Training Guide
The primary script for training the Hierarchical Reasoning Model is pretrain.py
. It leverages Hydra for configuration and can be run in both single-GPU and distributed multi-GPU settings.
Running the Training Script
The script is designed to be launched with torchrun
for distributed training, which is the recommended approach for larger-scale experiments on multiple GPUs.

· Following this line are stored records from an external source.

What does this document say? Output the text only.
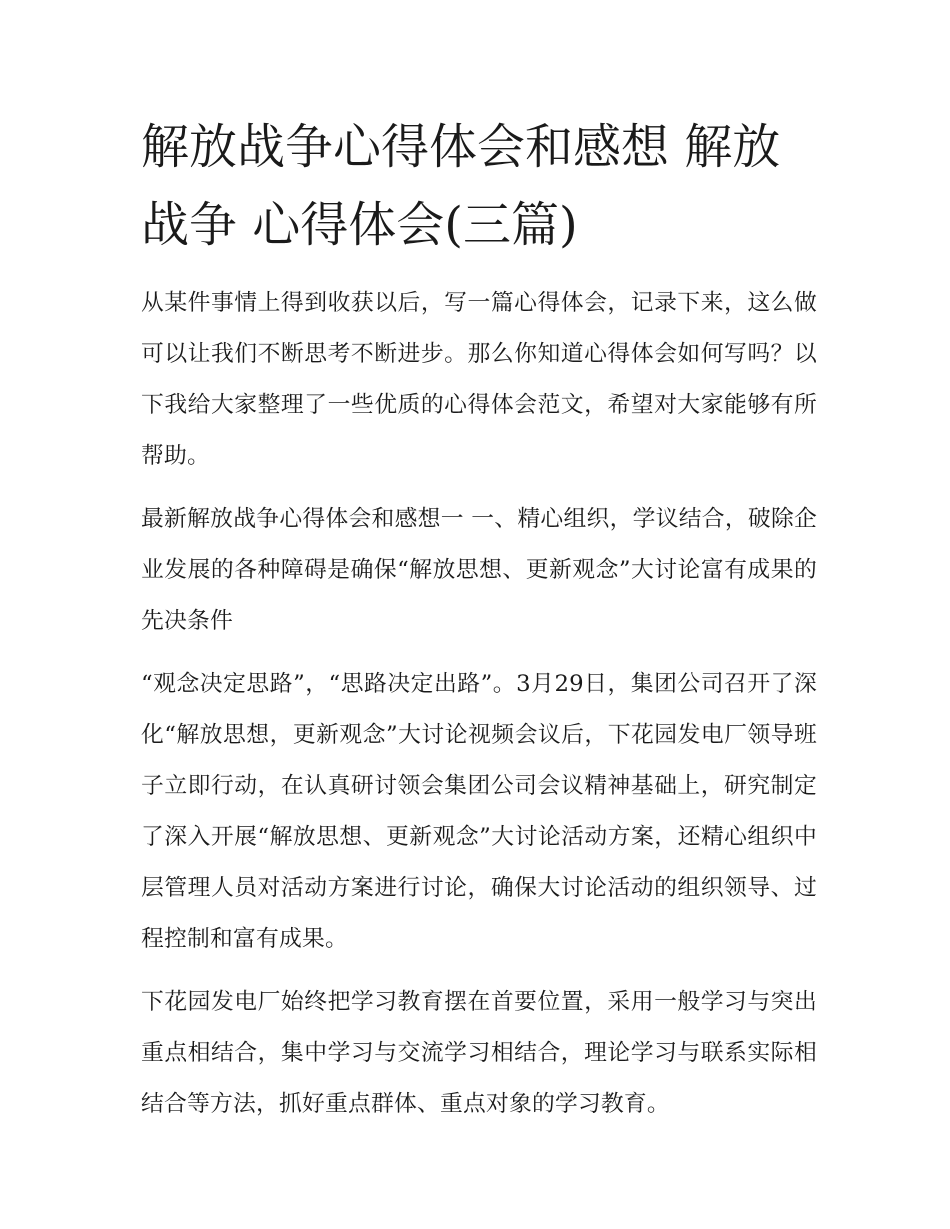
解放战争心得体会和感想 解放战争 心得体会(三篇)

从某件事情上得到收获以后，写一篇心得体会，记录下来，这么做可以让我们不断思考不断进步。那么你知道心得体会如何写吗？以下我给大家整理了一些优质的心得体会范文，希望对大家能够有所帮助。

最新解放战争心得体会和感想一 一、精心组织，学议结合，破除企业发展的各种障碍是确保“解放思想、更新观念”大讨论富有成果的先决条件

“观念决定思路”，“思路决定出路”。3月29日，集团公司召开了深化“解放思想，更新观念”大讨论视频会议后，下花园发电厂领导班子立即行动，在认真研讨领会集团公司会议精神基础上，研究制定了深入开展“解放思想、更新观念”大讨论活动方案，还精心组织中层管理人员对活动方案进行讨论，确保大讨论活动的组织领导、过程控制和富有成果。

下花园发电厂始终把学习教育摆在首要位置，采用一般学习与突出重点相结合，集中学习与交流学习相结合，理论学习与联系实际相结合等方法，抓好重点群体、重点对象的学习教育。
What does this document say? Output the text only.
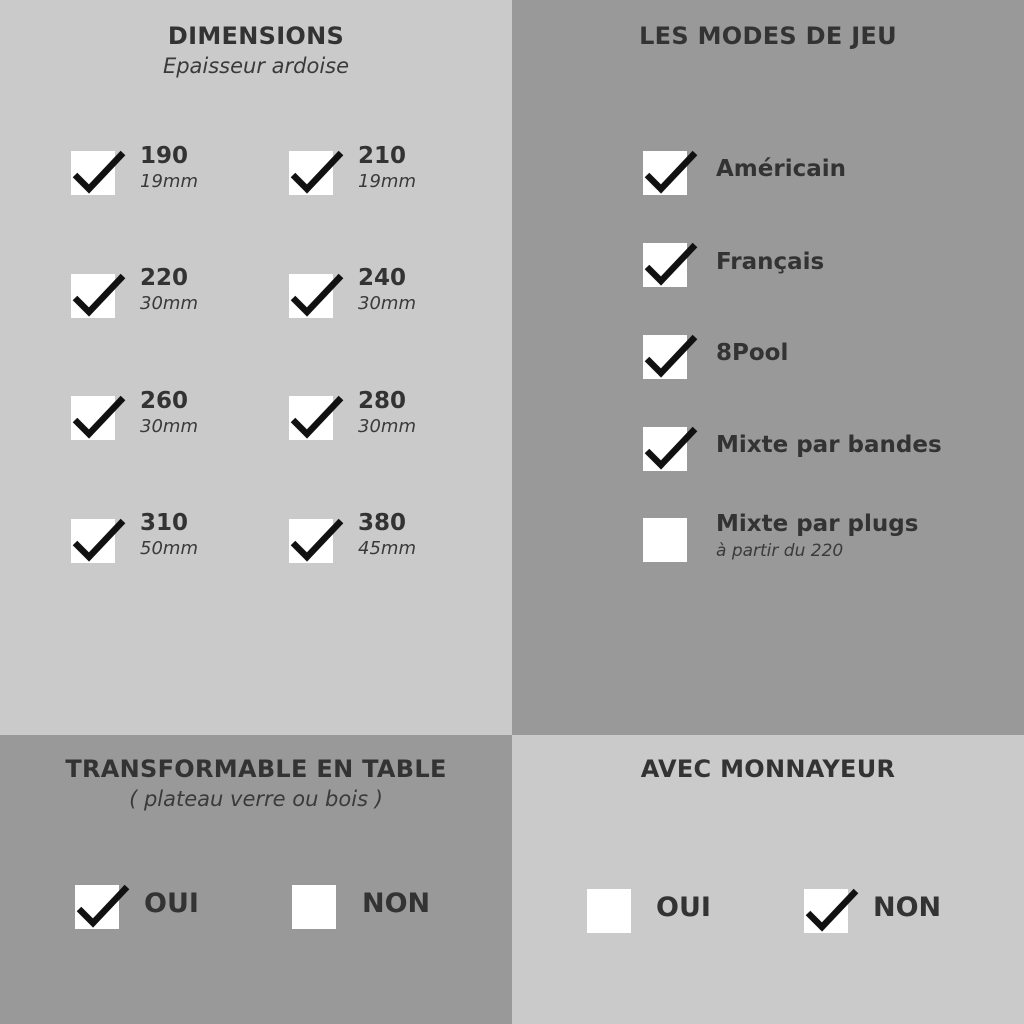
DIMENSIONS
Epaisseur ardoise
190
19mm
210
19mm
220
30mm
240
30mm
260
30mm
280
30mm
310
50mm
380
45mm
LES MODES DE JEU
Américain
Français
8Pool
Mixte par bandes
Mixte par plugs
à partir du 220
TRANSFORMABLE EN TABLE
( plateau verre ou bois )
OUI	NON
AVEC MONNAYEUR
OUI	NON
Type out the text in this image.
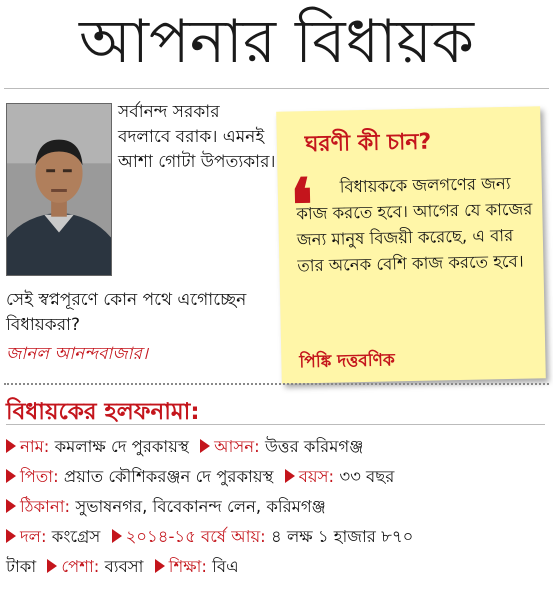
আপনার বিধায়ক

সর্বানন্দ সরকার বদলাবে বরাক। এমনই আশা গোটা উপত্যকার।

সেই স্বপ্নপূরণে কোন পথে এগোচ্ছেন বিধায়করা?

জানল আনন্দবাজার।

ঘরণী কী চান?
❛	বিধায়ককে জলগণের জন্য কাজ করতে হবে। আগের যে কাজের জন্য মানুষ বিজয়ী করেছে, এ বার তার অনেক বেশি কাজ করতে হবে।

পিঙ্কি দত্তবণিক
বিধায়কের হলফনামা:
নাম: কমলাক্ষ দে পুরকায়স্থ আসন: উত্তর করিমগঞ্জ
পিতা: প্রয়াত কৌশিকরঞ্জন দে পুরকায়স্থ বয়স: ৩৩ বছর
ঠিকানা: সুভাষনগর, বিবেকানন্দ লেন, করিমগঞ্জ
দল: কংগ্রেস ২০১৪-১৫ বর্ষে আয়: ৪ লক্ষ ১ হাজার ৮৭০
টাকা পেশা: ব্যবসা শিক্ষা: বিএ
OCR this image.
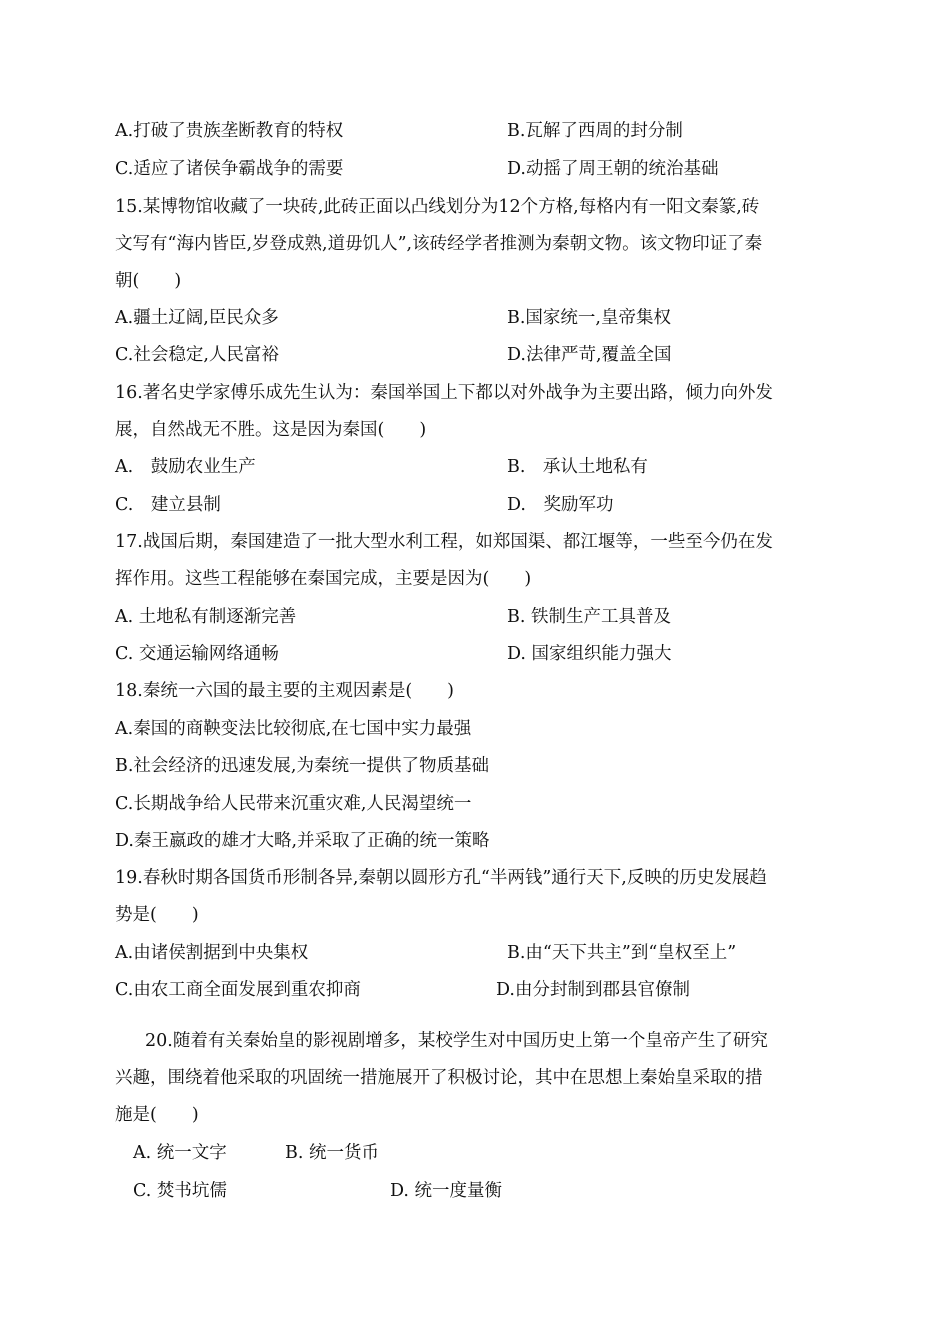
A.打破了贵族垄断教育的特权	B.瓦解了西周的封分制
C.适应了诸侯争霸战争的需要	D.动摇了周王朝的统治基础
15.某博物馆收藏了一块砖,此砖正面以凸线划分为12个方格,每格内有一阳文秦篆,砖
文写有“海内皆臣,岁登成熟,道毋饥人”,该砖经学者推测为秦朝文物。该文物印证了秦
朝(　　)
A.疆土辽阔,臣民众多	B.国家统一,皇帝集权
C.社会稳定,人民富裕	D.法律严苛,覆盖全国
16.著名史学家傅乐成先生认为：秦国举国上下都以对外战争为主要出路，倾力向外发
展，自然战无不胜。这是因为秦国(　　)
A.　鼓励农业生产	B.　承认土地私有
C.　建立县制	D.　奖励军功
17.战国后期，秦国建造了一批大型水利工程，如郑国渠、都江堰等，一些至今仍在发
挥作用。这些工程能够在秦国完成，主要是因为(　　)
A. 土地私有制逐渐完善	B. 铁制生产工具普及
C. 交通运输网络通畅	D. 国家组织能力强大
18.秦统一六国的最主要的主观因素是(　　)
A.秦国的商鞅变法比较彻底,在七国中实力最强
B.社会经济的迅速发展,为秦统一提供了物质基础
C.长期战争给人民带来沉重灾难,人民渴望统一
D.秦王嬴政的雄才大略,并采取了正确的统一策略
19.春秋时期各国货币形制各异,秦朝以圆形方孔“半两钱”通行天下,反映的历史发展趋
势是(　　)
A.由诸侯割据到中央集权	B.由“天下共主”到“皇权至上”
C.由农工商全面发展到重农抑商	D.由分封制到郡县官僚制
20.随着有关秦始皇的影视剧增多，某校学生对中国历史上第一个皇帝产生了研究
兴趣，围绕着他采取的巩固统一措施展开了积极讨论，其中在思想上秦始皇采取的措
施是(　　)
A. 统一文字	B. 统一货币
C. 焚书坑儒	D. 统一度量衡
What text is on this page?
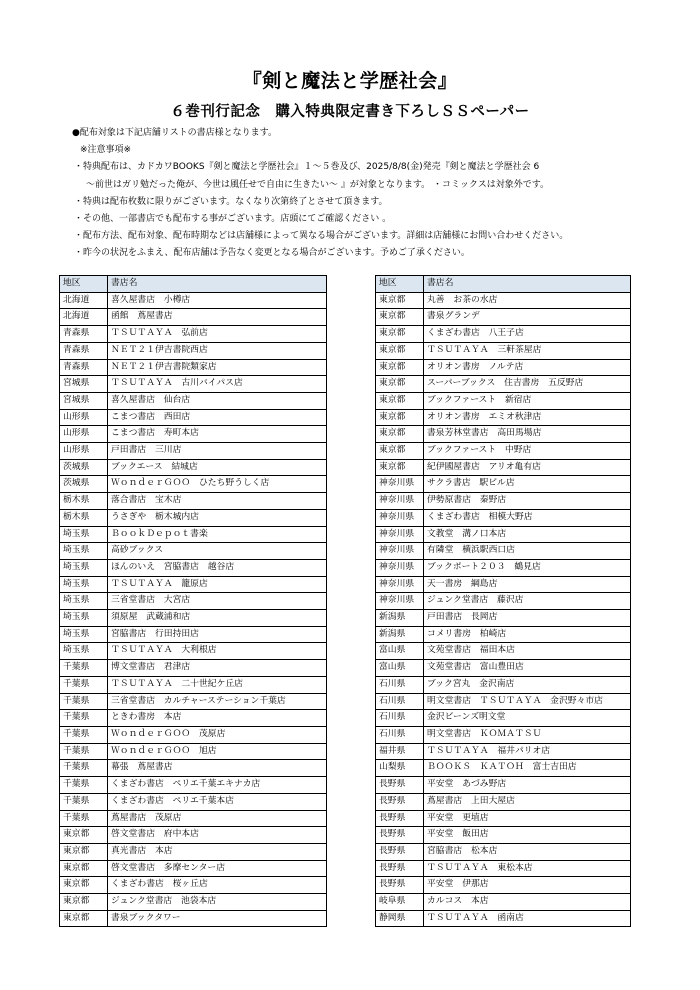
『剣と魔法と学歴社会』
６巻刊行記念　購入特典限定書き下ろしＳＳペーパー
●配布対象は下記店舗リストの書店様となります。
※注意事項※
・特典配布は、カドカワBOOKS『剣と魔法と学歴社会』１～５巻及び、2025/8/8(金)発売『剣と魔法と学歴社会 6
～前世はガリ勉だった俺が、今世は風任せで自由に生きたい～ 』が対象となります。 ・コミックスは対象外です。
・特典は配布枚数に限りがございます。なくなり次第終了とさせて頂きます。
・その他、一部書店でも配布する事がございます。店頭にてご確認ください 。
・配布方法、配布対象、配布時期などは店舗様によって異なる場合がございます。詳細は店舗様にお問い合わせください。
・昨今の状況をふまえ、配布店舗は予告なく変更となる場合がございます。予めご了承ください。
地区	書店名
北海道	喜久屋書店　小樽店
北海道	函館　蔦屋書店
青森県	ＴＳＵＴＡＹＡ　弘前店
青森県	ＮＥＴ２１伊吉書院西店
青森県	ＮＥＴ２１伊吉書院類家店
宮城県	ＴＳＵＴＡＹＡ　古川バイパス店
宮城県	喜久屋書店　仙台店
山形県	こまつ書店　西田店
山形県	こまつ書店　寿町本店
山形県	戸田書店　三川店
茨城県	ブックエース　結城店
茨城県	ＷｏｎｄｅｒＧＯＯ　ひたち野うしく店
栃木県	落合書店　宝木店
栃木県	うさぎや　栃木城内店
埼玉県	ＢｏｏｋＤｅｐｏｔ書楽
埼玉県	高砂ブックス
埼玉県	ほんのいえ　宮脇書店　越谷店
埼玉県	ＴＳＵＴＡＹＡ　籠原店
埼玉県	三省堂書店　大宮店
埼玉県	須原屋　武蔵浦和店
埼玉県	宮脇書店　行田持田店
埼玉県	ＴＳＵＴＡＹＡ　大利根店
千葉県	博文堂書店　君津店
千葉県	ＴＳＵＴＡＹＡ　二十世紀ケ丘店
千葉県	三省堂書店　カルチャーステーション千葉店
千葉県	ときわ書房　本店
千葉県	ＷｏｎｄｅｒＧＯＯ　茂原店
千葉県	ＷｏｎｄｅｒＧＯＯ　旭店
千葉県	幕張　蔦屋書店
千葉県	くまざわ書店　ペリエ千葉エキナカ店
千葉県	くまざわ書店　ペリエ千葉本店
千葉県	蔦屋書店　茂原店
東京都	啓文堂書店　府中本店
東京都	真光書店　本店
東京都	啓文堂書店　多摩センター店
東京都	くまざわ書店　桜ヶ丘店
東京都	ジュンク堂書店　池袋本店
東京都	書泉ブックタワー
地区	書店名
東京都	丸善　お茶の水店
東京都	書泉グランデ
東京都	くまざわ書店　八王子店
東京都	ＴＳＵＴＡＹＡ　三軒茶屋店
東京都	オリオン書房　ノルテ店
東京都	スーパーブックス　住吉書房　五反野店
東京都	ブックファースト　新宿店
東京都	オリオン書房　エミオ秋津店
東京都	書泉芳林堂書店　高田馬場店
東京都	ブックファースト　中野店
東京都	紀伊國屋書店　アリオ亀有店
神奈川県	サクラ書店　駅ビル店
神奈川県	伊勢原書店　秦野店
神奈川県	くまざわ書店　相模大野店
神奈川県	文教堂　溝ノ口本店
神奈川県	有隣堂　横浜駅西口店
神奈川県	ブックポート２０３　鶴見店
神奈川県	天一書房　綱島店
神奈川県	ジュンク堂書店　藤沢店
新潟県	戸田書店　長岡店
新潟県	コメリ書房　柏崎店
富山県	文苑堂書店　福田本店
富山県	文苑堂書店　富山豊田店
石川県	ブック宮丸　金沢南店
石川県	明文堂書店　ＴＳＵＴＡＹＡ　金沢野々市店
石川県	金沢ビーンズ明文堂
石川県	明文堂書店　ＫＯＭＡＴＳＵ
福井県	ＴＳＵＴＡＹＡ　福井パリオ店
山梨県	ＢＯＯＫＳ　ＫＡＴＯＨ　富士吉田店
長野県	平安堂　あづみ野店
長野県	蔦屋書店　上田大屋店
長野県	平安堂　更埴店
長野県	平安堂　飯田店
長野県	宮脇書店　松本店
長野県	ＴＳＵＴＡＹＡ　東松本店
長野県	平安堂　伊那店
岐阜県	カルコス　本店
静岡県	ＴＳＵＴＡＹＡ　函南店
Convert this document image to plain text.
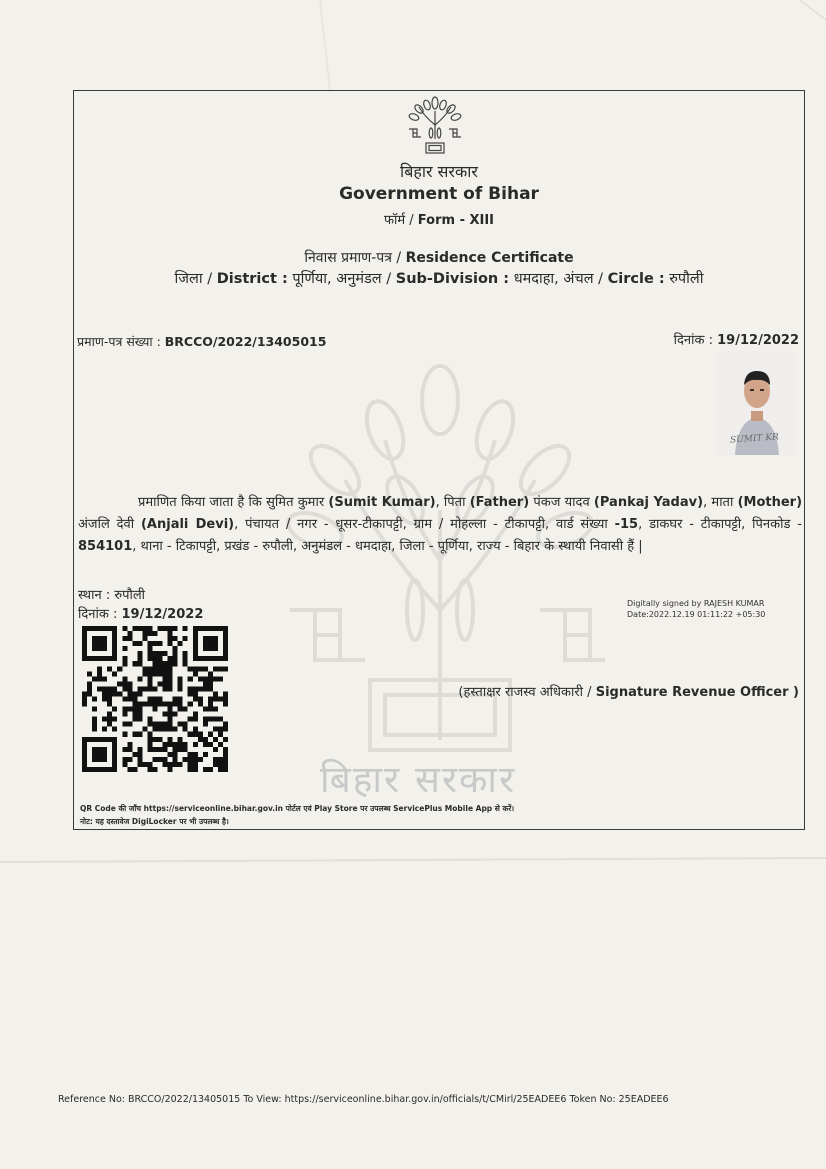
बिहार सरकार
बिहार सरकार
Government of Bihar
फॉर्म / Form - XIII
निवास प्रमाण-पत्र / Residence Certificate
जिला / District : पूर्णिया, अनुमंडल / Sub-Division : धमदाहा, अंचल / Circle : रुपौली
प्रमाण-पत्र संख्या : BRCCO/2022/13405015	दिनांक : 19/12/2022
SUMIT KR
प्रमाणित किया जाता है कि सुमित कुमार (Sumit Kumar), पिता (Father) पंकज यादव (Pankaj Yadav), माता (Mother) अंजलि देवी (Anjali Devi), पंचायत / नगर - धूसर-टीकापट्टी, ग्राम / मोहल्ला - टीकापट्टी, वार्ड संख्या -15, डाकघर - टीकापट्टी, पिनकोड - 854101, थाना - टिकापट्टी, प्रखंड - रुपौली, अनुमंडल - धमदाहा, जिला - पूर्णिया, राज्य - बिहार के स्थायी निवासी हैं |
स्थान : रुपौली
दिनांक : 19/12/2022
Digitally signed by RAJESH KUMAR
Date:2022.12.19 01:11:22 +05:30
(हस्ताक्षर राजस्व अधिकारी / Signature Revenue Officer )
QR Code की जाँच https://serviceonline.bihar.gov.in पोर्टल एवं Play Store पर उपलब्ध ServicePlus Mobile App से करें।
नोट: यह दस्तावेज DigiLocker पर भी उपलब्ध है।
Reference No: BRCCO/2022/13405015 To View: https://serviceonline.bihar.gov.in/officials/t/CMirl/25EADEE6 Token No: 25EADEE6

General Command Structure (Multi-GPU):
OMP_NUM_THREADS=8 torchrun --nproc-per-node <NUM_GPUS> pretrain.py [HYDRA_OPTIONS]
<NUM_GPUS>
: The number of GPUs to use for training (e.g., 8).[HYDRA_OPTIONS]
: Configuration overrides for the experiment, such asdata_path
,lr
, etc. See the Configuration Guide for more details.
Dataset Preparation
Before starting any training run, ensure that the corresponding dataset has been built using the scripts in the dataset/
directory. For more details on this process, see the Data Pipeline Concepts page.
Example Training Commands
Below are the commands for the full-scale experiments mentioned in the README, assuming an 8-GPU setup.
ARC-1 (1,000 samples)
This command trains the model on the combined ARC-AGI and ConceptARC datasets.
# First, build the dataset
python dataset/build_arc_dataset.py
# Launch training
OMP_NUM_THREADS=8 torchrun --nproc-per-node 8 pretrain.py
Runtime: ~24 hours
ARC-2 (1,000 samples)
This command trains on the ARC-AGI-2 dataset.
# First, build the dataset
python dataset/build_arc_dataset.py --dataset-dirs dataset/raw-data/ARC-AGI-2/data --output-dir data/arc-2-aug-1000
# Launch training
OMP_NUM_THREADS=8 torchrun --nproc-per-node 8 pretrain.py data_path=data/arc-2-aug-1000
Runtime: ~24 hours (a checkpoint after 8 hours is often sufficient)
Maze 30x30 Hard (1,000 samples)
# First, build the dataset
python dataset/build_maze_dataset.py
# Launch training
OMP_NUM_THREADS=8 torchrun --nproc-per-node 8 pretrain.py \
data_path=data/maze-30x30-hard-1k \
epochs=20000 \
eval_interval=2000 \
lr=1e-4 \
puzzle_emb_lr=1e-4 \
weight_decay=1.0 \
puzzle_emb_weight_decay=1.0
Runtime: ~1 hour
Checkpoints
By default, model checkpoints are saved to the checkpoints/
directory. The path is determined by the project_name
and run_name
configuration values. Checkpoints are saved periodically based on the eval_interval
and checkpoint_every_eval
settings in the configuration.